George VanderZwaag, the University’s director of athletics and recreation, says Title IX has been a guidepost for much more than decisions about how to field teams or develop athletics programs.

“Obviously we have to meet the letter of the law, but the larger goals of gender equity are much more important than that, and at the end of the day we’re trying to do the right thing by our students,” he says. “What sets us apart from many other institutions in this country is that we’re running an educationally purposeful athletics program, not a commercial entertainment enterprise.”

The changes that resulted from Title IX “clearly allowed our women to grow personally, compete at a very high level, and push themselves to be strong leaders and teammates,” says Possee, who was part of the New York State chapter of the Association for Intercollegiate Athletics for Women, which at the national level was the equivalent of the NCAA for men. She served in that role until the NCAA took over the AIAW in 1982, when she continued to participate on several championship committees within the NCAA.

By that time, the alumni gym was being used by both genders for practice, and men’s and women’s teams started traveling together to out-of-town games.

The 1980s also brought a tremendous shift in attitude toward women’s athletics, says Terry Gurnett ’77, associate director for advancement for athletics and recreation, who coached women’s soccer from 1977 to 2010.

The players on his early teams had no exposure to female role models in their sport. When the women won the inaugural women’s Division III title in 1986 and came home as champions again in 1987, they earned a level of interest and respect they’d never known before.

“It was a great awakening,” says Gurnett, a former Yellowjacket soccer player himself who finished as the winningest women’s soccer coach in Division III history, and as the third winningest coach in all divisions. As more women pursued athletic opportunities, female and male athletes were quick to realize that “it was OK for women to get out there and sweat and compete.”

Gurnett says that for Rochester, offering ample opportunities for women athletes has been a matter of economics as well. Increasingly, female students won’t consider colleges or universities that have an inadequate number of sports teams to choose from.

While Title IX has brought about historic changes, it has not been without controversy. The legislation has been criticized nationally in some quarters for contributing to a reduction in programs for male athletes as some universities and colleges work to achieve equity.
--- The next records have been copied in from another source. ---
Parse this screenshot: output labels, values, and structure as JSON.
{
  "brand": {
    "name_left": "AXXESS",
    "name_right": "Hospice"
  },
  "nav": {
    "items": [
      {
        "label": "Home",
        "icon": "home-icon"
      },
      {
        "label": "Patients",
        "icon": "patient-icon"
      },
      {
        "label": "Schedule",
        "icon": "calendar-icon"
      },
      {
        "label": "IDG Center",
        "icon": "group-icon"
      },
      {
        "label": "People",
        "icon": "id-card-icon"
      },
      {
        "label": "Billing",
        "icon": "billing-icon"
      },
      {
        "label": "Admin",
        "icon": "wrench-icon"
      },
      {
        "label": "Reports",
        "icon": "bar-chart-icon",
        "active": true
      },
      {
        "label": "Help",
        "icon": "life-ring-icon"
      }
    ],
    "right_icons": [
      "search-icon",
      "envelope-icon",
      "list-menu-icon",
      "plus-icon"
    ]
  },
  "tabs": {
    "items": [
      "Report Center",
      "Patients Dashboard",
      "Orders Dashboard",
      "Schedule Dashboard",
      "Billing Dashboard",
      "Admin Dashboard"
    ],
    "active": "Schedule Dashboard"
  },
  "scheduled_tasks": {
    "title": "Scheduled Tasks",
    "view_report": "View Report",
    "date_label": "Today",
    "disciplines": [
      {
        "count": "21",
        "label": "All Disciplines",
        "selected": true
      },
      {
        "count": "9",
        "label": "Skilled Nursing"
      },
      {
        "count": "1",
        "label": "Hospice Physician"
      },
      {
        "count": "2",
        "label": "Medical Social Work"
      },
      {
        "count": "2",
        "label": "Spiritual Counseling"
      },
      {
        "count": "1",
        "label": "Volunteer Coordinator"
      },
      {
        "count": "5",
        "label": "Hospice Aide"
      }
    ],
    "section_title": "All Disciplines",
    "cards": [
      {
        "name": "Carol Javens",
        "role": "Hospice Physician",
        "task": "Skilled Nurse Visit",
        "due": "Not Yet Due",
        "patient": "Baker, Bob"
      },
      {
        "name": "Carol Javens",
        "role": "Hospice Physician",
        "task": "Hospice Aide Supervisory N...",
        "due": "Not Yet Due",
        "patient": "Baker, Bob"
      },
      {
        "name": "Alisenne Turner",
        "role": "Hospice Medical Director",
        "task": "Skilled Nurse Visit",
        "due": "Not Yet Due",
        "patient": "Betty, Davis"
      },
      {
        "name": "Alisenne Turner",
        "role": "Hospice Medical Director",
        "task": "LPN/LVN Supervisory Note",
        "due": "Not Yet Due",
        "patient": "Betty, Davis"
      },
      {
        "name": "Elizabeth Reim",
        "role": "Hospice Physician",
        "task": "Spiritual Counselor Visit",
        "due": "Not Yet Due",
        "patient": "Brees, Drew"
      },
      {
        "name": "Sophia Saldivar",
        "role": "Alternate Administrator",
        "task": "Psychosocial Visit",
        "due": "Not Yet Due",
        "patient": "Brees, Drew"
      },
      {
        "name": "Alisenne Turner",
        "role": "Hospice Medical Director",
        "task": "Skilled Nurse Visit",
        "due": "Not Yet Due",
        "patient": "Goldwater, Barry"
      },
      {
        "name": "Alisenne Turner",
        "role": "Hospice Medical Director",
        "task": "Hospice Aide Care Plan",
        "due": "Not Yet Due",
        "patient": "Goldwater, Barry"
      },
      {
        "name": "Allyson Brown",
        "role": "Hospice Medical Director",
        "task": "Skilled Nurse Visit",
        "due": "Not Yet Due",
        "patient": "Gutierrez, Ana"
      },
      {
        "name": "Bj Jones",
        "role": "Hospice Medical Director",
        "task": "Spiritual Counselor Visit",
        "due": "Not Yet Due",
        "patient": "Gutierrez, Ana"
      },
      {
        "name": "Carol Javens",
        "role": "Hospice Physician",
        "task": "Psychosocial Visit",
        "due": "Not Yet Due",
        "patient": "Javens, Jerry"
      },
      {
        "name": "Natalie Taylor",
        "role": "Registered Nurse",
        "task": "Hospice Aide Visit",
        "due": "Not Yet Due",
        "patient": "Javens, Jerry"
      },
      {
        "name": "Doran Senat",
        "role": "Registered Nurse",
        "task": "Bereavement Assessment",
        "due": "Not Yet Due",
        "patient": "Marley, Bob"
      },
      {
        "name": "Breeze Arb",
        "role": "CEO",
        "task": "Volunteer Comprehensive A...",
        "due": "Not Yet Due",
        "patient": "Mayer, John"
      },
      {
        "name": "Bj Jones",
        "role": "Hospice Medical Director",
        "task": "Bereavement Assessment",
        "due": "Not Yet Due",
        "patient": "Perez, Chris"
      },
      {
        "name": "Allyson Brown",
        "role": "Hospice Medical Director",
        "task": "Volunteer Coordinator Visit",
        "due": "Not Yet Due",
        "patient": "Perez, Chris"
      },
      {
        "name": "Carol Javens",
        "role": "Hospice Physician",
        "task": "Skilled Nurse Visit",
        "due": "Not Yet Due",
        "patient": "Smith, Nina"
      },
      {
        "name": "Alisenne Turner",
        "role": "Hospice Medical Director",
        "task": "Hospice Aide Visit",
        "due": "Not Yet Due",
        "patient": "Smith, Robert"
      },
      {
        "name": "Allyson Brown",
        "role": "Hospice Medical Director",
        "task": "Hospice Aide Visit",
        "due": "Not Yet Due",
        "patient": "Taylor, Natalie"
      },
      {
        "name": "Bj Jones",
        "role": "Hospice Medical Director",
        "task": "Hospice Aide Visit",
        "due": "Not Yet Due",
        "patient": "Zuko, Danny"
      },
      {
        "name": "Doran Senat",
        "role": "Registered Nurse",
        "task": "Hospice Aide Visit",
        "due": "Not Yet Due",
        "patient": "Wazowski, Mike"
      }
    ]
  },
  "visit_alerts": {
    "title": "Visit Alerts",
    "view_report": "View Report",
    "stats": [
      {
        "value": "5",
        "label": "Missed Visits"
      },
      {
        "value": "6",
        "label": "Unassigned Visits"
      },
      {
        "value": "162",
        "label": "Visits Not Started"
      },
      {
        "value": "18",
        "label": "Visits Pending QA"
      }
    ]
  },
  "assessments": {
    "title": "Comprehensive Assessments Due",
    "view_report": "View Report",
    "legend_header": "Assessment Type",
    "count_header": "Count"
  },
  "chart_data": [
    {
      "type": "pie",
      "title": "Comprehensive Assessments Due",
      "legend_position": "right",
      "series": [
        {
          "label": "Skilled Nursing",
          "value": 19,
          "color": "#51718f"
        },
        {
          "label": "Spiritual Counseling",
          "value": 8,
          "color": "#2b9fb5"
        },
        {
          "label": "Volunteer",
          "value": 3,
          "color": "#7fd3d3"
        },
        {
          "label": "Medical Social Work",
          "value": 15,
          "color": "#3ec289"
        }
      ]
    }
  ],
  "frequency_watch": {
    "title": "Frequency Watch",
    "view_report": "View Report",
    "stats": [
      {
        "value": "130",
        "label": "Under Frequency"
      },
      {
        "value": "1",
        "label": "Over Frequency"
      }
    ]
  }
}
Colleen Doyle ’09W (EdD), a former Rochester women’s lacrosse and field hockey coach who specializes in the study of Title IX as a faculty member at SUNY Brockport, says the law has also had its share of “scary times” when advocates have had to fend off efforts to weaken its provisions or its enforcement.

“I want to make it quite clear that women have had to fight for every right that we have,” Doyle says.

But as VanderZwaag sees it, Title IX has been “a huge success story” and a critical tool in bridging the gender gap in athletics. Even so, he acknowledges the challenge in going beyond the prescription of the law to capture its spirit.

“Frankly, it’s a tough standard to meet because it’s a moving target,” he says. “We’re always going to have to adapt. But if we want to do this well, we can’t get too comfortable.”


Robin L. Flanigan is a Rochester-based freelance writer.